The dual-ACK feedback loop described in this post is exercised by scenario-e2e-ack.sh (plaintext, 9 seconds) and scenario-e2e-ack-tls.sh (TLS, 14 seconds). Both send 50 messages, consume them through the egress service, write each consumed line to processed.log and poll ack-ingress until every sequence number returns PROCESSED. The TLS variant connects to ports 54433 and 54436 with socat OPENSSL and the CA file. scenario-tls-full.sh adds a durability-ACK step over port 54435 in the same encrypted style.
A reviewer who wants to run the suite without setting up step-ca can comment the last two run_scenario lines. The first eight scenarios run independently of TLS and continue to validate the full plaintext pipeline including durability, routing, dead-letter replay, backpressure block policy and ACK retry.
Throughput
A direct burst from WORKER_NODE to the broker pod, 1000 messages of approximately 30 bytes each, no consumer pressure, pipeline cold but warm enough that the ring buffers are populated:
ts=2026-05-09T21:08:51Z host=WORKER_NODE svc=kmq-throughput lvl=INFO phase=start msg_count=1000 broker=10.244.1.230:5673
ts=2026-05-09T21:08:51Z host=WORKER_NODE svc=kmq-throughput lvl=INFO broker_ready=true
ts=2026-05-09T21:08:51Z host=WORKER_NODE svc=kmq-throughput lvl=INFO queue_log_cleared
ts=2026-05-09T21:08:51Z host=WORKER_NODE svc=kmq-throughput lvl=INFO phase=drain_start
ts=2026-05-09T21:08:51Z host=WORKER_NODE svc=kmq-throughput lvl=INFO phase=ready_to_send
ts=2026-05-09T21:08:51Z host=WORKER_NODE svc=kmq-throughput lvl=INFO phase=send_start
ts=2026-05-09T21:08:52Z host=WORKER_NODE svc=kmq-throughput lvl=INFO phase=send_done send_elapsed_ms=1
ts=2026-05-09T21:08:52Z host=WORKER_NODE svc=kmq-throughput lvl=INFO phase=wait_flush
ts=2026-05-09T21:08:52Z host=WORKER_NODE svc=kmq-throughput lvl=INFO phase=flush_done arrived=1000 flush_ms=1 throughput_msg_s=500000
ts=2026-05-09T21:08:52Z host=WORKER_NODE svc=kmq-throughput lvl=INFO phase=end result=PASS throughput_msg_s=500000
500 000 messages per second computed by the script. Read this number with the conditions attached:
- Single-node deployment. Producer and broker pod are on the same worker (WORKER_NODE).
- Payload is one routing key plus one timestamp plus one sequence number plus the literal
msg. About 30 bytes per line. - The pipeline lives mostly in shared memory. Two ring buffers in
/dev/shm. One FIFO. One PVC for append.log and test.log. send_elapsed_ms=1 and flush_ms=1 are at the millisecond clock granularity. The reported throughput hits the upper bound imposed by the timer resolution at this batch size.- The
+1 in the script’s denominator is a divide-by-zero guard, which makes the number conservative when the elapsed time rounds to 1 ms.
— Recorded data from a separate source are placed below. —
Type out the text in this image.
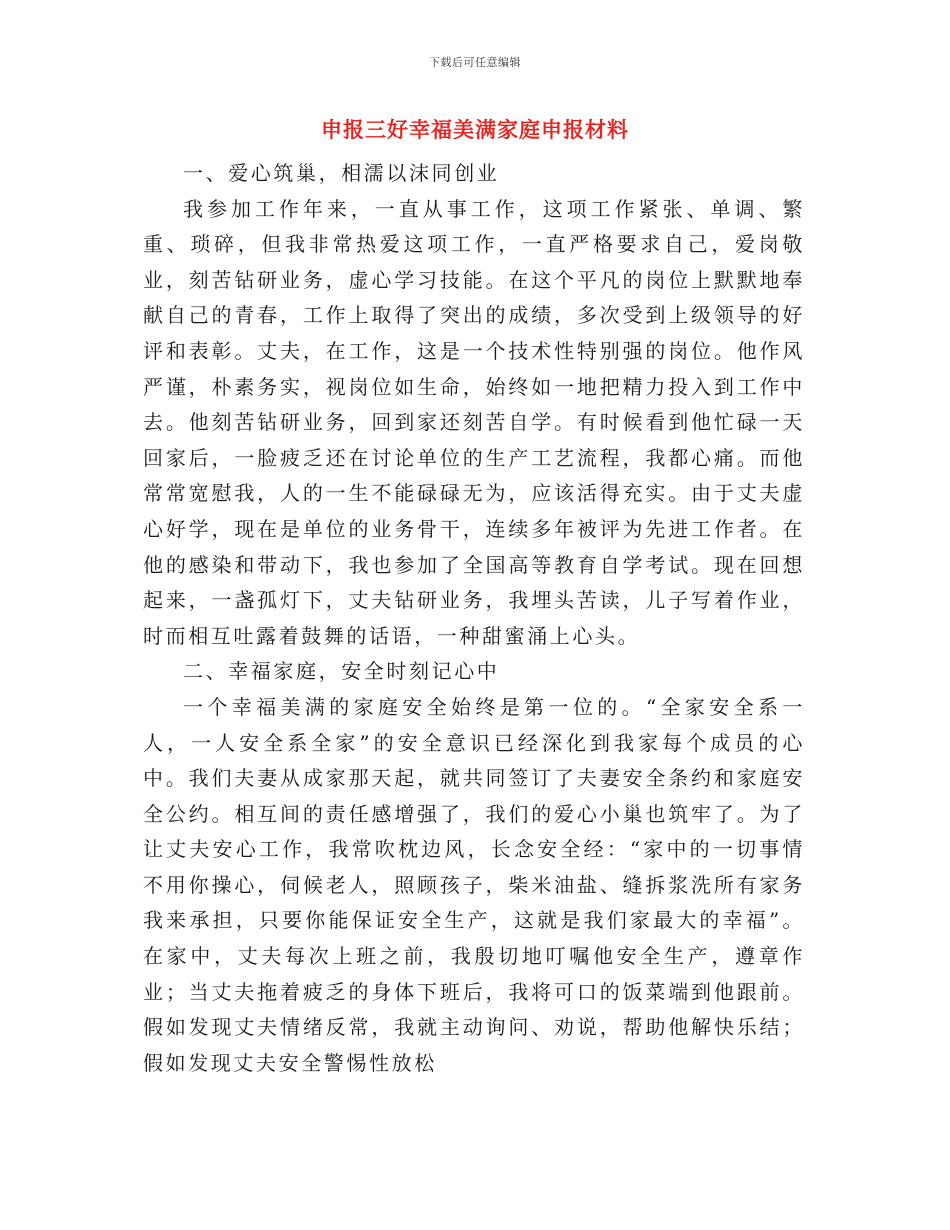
下载后可任意编辑
申报三好幸福美满家庭申报材料

一、爱心筑巢，相濡以沫同创业

我参加工作年来，一直从事工作，这项工作紧张、单调、繁重、琐碎，但我非常热爱这项工作，一直严格要求自己，爱岗敬业，刻苦钻研业务，虚心学习技能。在这个平凡的岗位上默默地奉献自己的青春，工作上取得了突出的成绩，多次受到上级领导的好评和表彰。丈夫，在工作，这是一个技术性特别强的岗位。他作风严谨，朴素务实，视岗位如生命，始终如一地把精力投入到工作中去。他刻苦钻研业务，回到家还刻苦自学。有时候看到他忙碌一天回家后，一脸疲乏还在讨论单位的生产工艺流程，我都心痛。而他常常宽慰我，人的一生不能碌碌无为，应该活得充实。由于丈夫虚心好学，现在是单位的业务骨干，连续多年被评为先进工作者。在他的感染和带动下，我也参加了全国高等教育自学考试。现在回想起来，一盏孤灯下，丈夫钻研业务，我埋头苦读，儿子写着作业，时而相互吐露着鼓舞的话语，一种甜蜜涌上心头。

二、幸福家庭，安全时刻记心中

一个幸福美满的家庭安全始终是第一位的。“全家安全系一人，一人安全系全家”的安全意识已经深化到我家每个成员的心中。我们夫妻从成家那天起，就共同签订了夫妻安全条约和家庭安全公约。相互间的责任感增强了，我们的爱心小巢也筑牢了。为了让丈夫安心工作，我常吹枕边风，长念安全经：“家中的一切事情不用你操心，伺候老人，照顾孩子，柴米油盐、缝拆浆洗所有家务我来承担，只要你能保证安全生产，这就是我们家最大的幸福”。在家中，丈夫每次上班之前，我殷切地叮嘱他安全生产，遵章作业；当丈夫拖着疲乏的身体下班后，我将可口的饭菜端到他跟前。假如发现丈夫情绪反常，我就主动询问、劝说，帮助他解快乐结；假如发现丈夫安全警惕性放松
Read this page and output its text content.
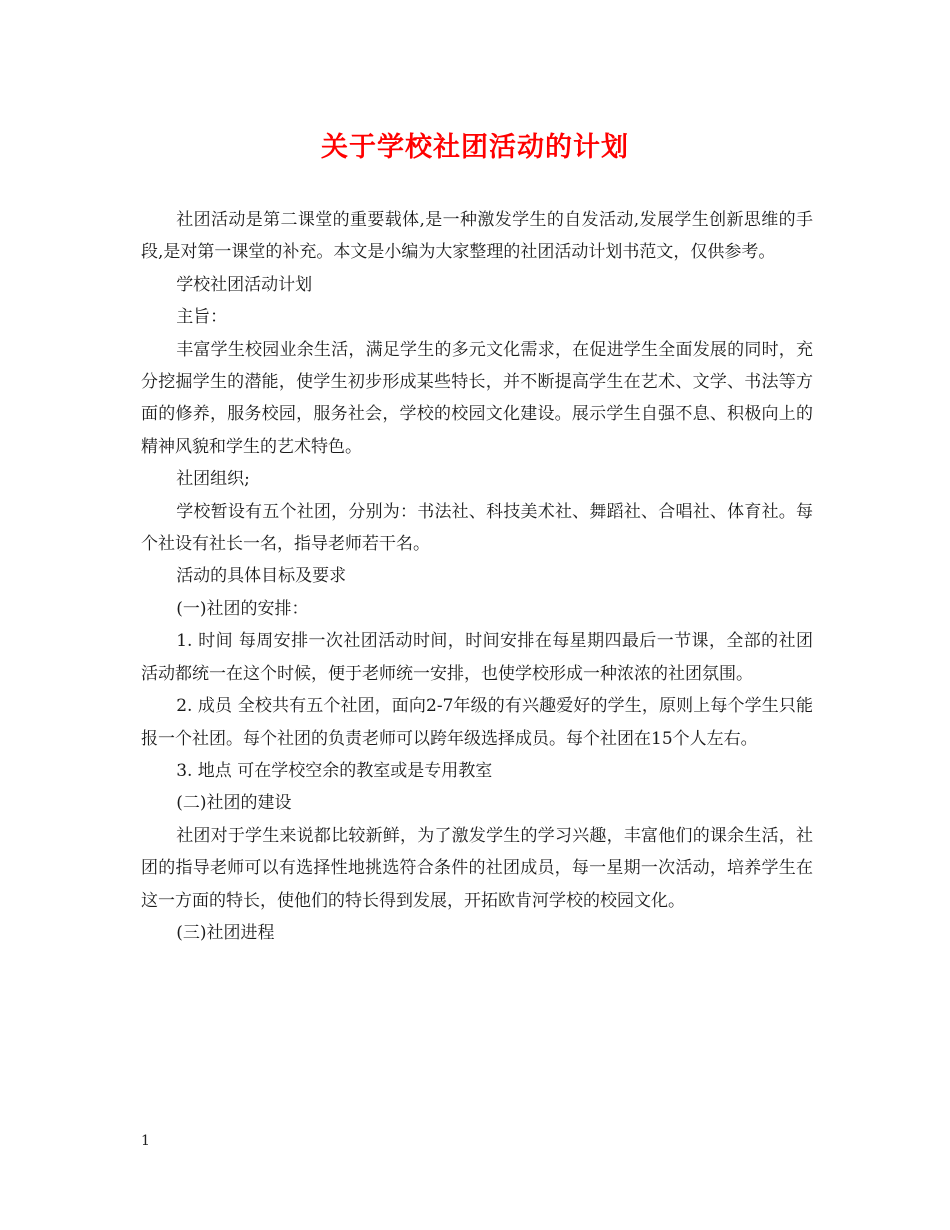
关于学校社团活动的计划

社团活动是第二课堂的重要载体,是一种激发学生的自发活动,发展学生创新思维的手段,是对第一课堂的补充。本文是小编为大家整理的社团活动计划书范文，仅供参考。

学校社团活动计划

主旨：

丰富学生校园业余生活，满足学生的多元文化需求，在促进学生全面发展的同时，充分挖掘学生的潜能，使学生初步形成某些特长，并不断提高学生在艺术、文学、书法等方面的修养，服务校园，服务社会，学校的校园文化建设。展示学生自强不息、积极向上的精神风貌和学生的艺术特色。

社团组织;

学校暂设有五个社团，分别为：书法社、科技美术社、舞蹈社、合唱社、体育社。每个社设有社长一名，指导老师若干名。

活动的具体目标及要求

(一)社团的安排：

1. 时间 每周安排一次社团活动时间，时间安排在每星期四最后一节课，全部的社团活动都统一在这个时候，便于老师统一安排，也使学校形成一种浓浓的社团氛围。

2. 成员 全校共有五个社团，面向2-7年级的有兴趣爱好的学生，原则上每个学生只能报一个社团。每个社团的负责老师可以跨年级选择成员。每个社团在15个人左右。

3. 地点 可在学校空余的教室或是专用教室

(二)社团的建设

社团对于学生来说都比较新鲜，为了激发学生的学习兴趣，丰富他们的课余生活，社团的指导老师可以有选择性地挑选符合条件的社团成员，每一星期一次活动，培养学生在这一方面的特长，使他们的特长得到发展，开拓欧肯河学校的校园文化。

(三)社团进程

1
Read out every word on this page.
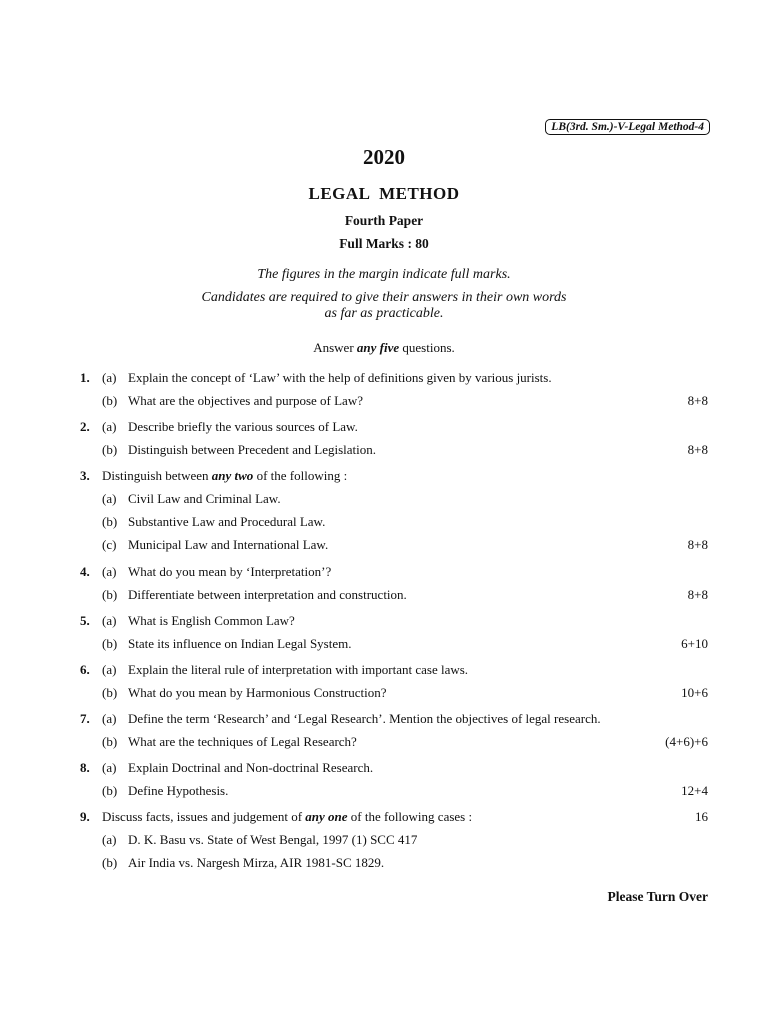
LB(3rd. Sm.)-V-Legal Method-4
2020
LEGAL  METHOD
Fourth Paper
Full Marks : 80
The figures in the margin indicate full marks.
Candidates are required to give their answers in their own words
as far as practicable.
Answer any five questions.
1. (a) Explain the concept of ‘Law’ with the help of definitions given by various jurists.
(b) What are the objectives and purpose of Law?	8+8
2. (a) Describe briefly the various sources of Law.
(b) Distinguish between Precedent and Legislation.	8+8
3. Distinguish between any two of the following :
(a) Civil Law and Criminal Law.
(b) Substantive Law and Procedural Law.
(c) Municipal Law and International Law.	8+8
4. (a) What do you mean by ‘Interpretation’?
(b) Differentiate between interpretation and construction.	8+8
5. (a) What is English Common Law?
(b) State its influence on Indian Legal System.	6+10
6. (a) Explain the literal rule of interpretation with important case laws.
(b) What do you mean by Harmonious Construction?	10+6
7. (a) Define the term ‘Research’ and ‘Legal Research’. Mention the objectives of legal research.
(b) What are the techniques of Legal Research?	(4+6)+6
8. (a) Explain Doctrinal and Non-doctrinal Research.
(b) Define Hypothesis.	12+4
9. Discuss facts, issues and judgement of any one of the following cases :	16
(a) D. K. Basu vs. State of West Bengal, 1997 (1) SCC 417
(b) Air India vs. Nargesh Mirza, AIR 1981-SC 1829.
Please Turn Over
What this measures honestly is that the pipeline is fast enough that a 1000-message burst at small payload size is below the resolution of the wall clock used for the test. What it does not measure is sustained throughput under continuous load with realistic payloads, cross-node traffic, or contention with consumers.
For a headline number on the niche this broker serves, 500 k msg/s on a 4-core mini PC at 1.5 GHz is honest. Anyone reproducing the run on the same hardware should see the same order of magnitude.
What was added across the series
The journey from “push and pray” to a fully accountable, encrypted message path took three additions on top of the original pipeline.
- A storage-level ACK that proves durability. Post 03.
- A processing-level ACK that proves the consumer did its work. This post.
- Transport encryption that keeps the whole exchange private. This post.
All three were plugged into the broker using the same sidecar pattern. No hot-path changes. No workflow interruptions. Zero-loss rollouts. The broker still knows nothing about delivery guarantees. It holds the evidence and serves queries. The guarantees are built on top, in the test harness and in the producer’s retry logic, exactly where they belong.
What remains
What the broker can prove today is bounded. The boundaries are visible.
- Durability is single-node.
append.log lives on one PVC on one worker. If that worker’s disk dies, history dies with it. An off-node backup or a replicated WAL is the next durability step. - Availability is single-replica. The broker pod is one replica with
strategy: Recreate. Loss of the worker means loss of the broker. For a lab that is acceptable. For anything else it is not. - No protocol-level backpressure at the TCP boundary. The block policy plus the ACK retry loop hide the gap, but the TCP ingress still drops messages under extreme load before block engages. A proper producer-side window or HTTP/2 flow control would close this permanently rather than mask it.
- No access control. Anyone reachable on the cluster network can produce messages or query ACKs. Mutual TLS for client identity, or an application-level shared secret on the ACK channels, is the next hardening step.
- Manual certificate rotation. step-ca issues 24-hour certificates. A scheduled job that requests a fresh certificate and updates the Secret before expiration is queued.
- Unbounded log growth. Both
append.log and processed.log grow forever. The CRD already has retention fields. The rotation implementation is not yet in tree. - Observability is
tail -f and wc -l. Honest but limited. A small Prometheus exporter reading ring-buffer depth and ACK latency would not require pipeline changes.
For the niche it serves, KMQ is a lab-grade broker with explicit reliability boundaries, a complete inspectable feedback loop and a transport encryption layer that does not interfere with any of the above. Each guarantee is backed by an executable scenario that exits 0 or fails loud. The series closes here. The gaps above are each their own scope.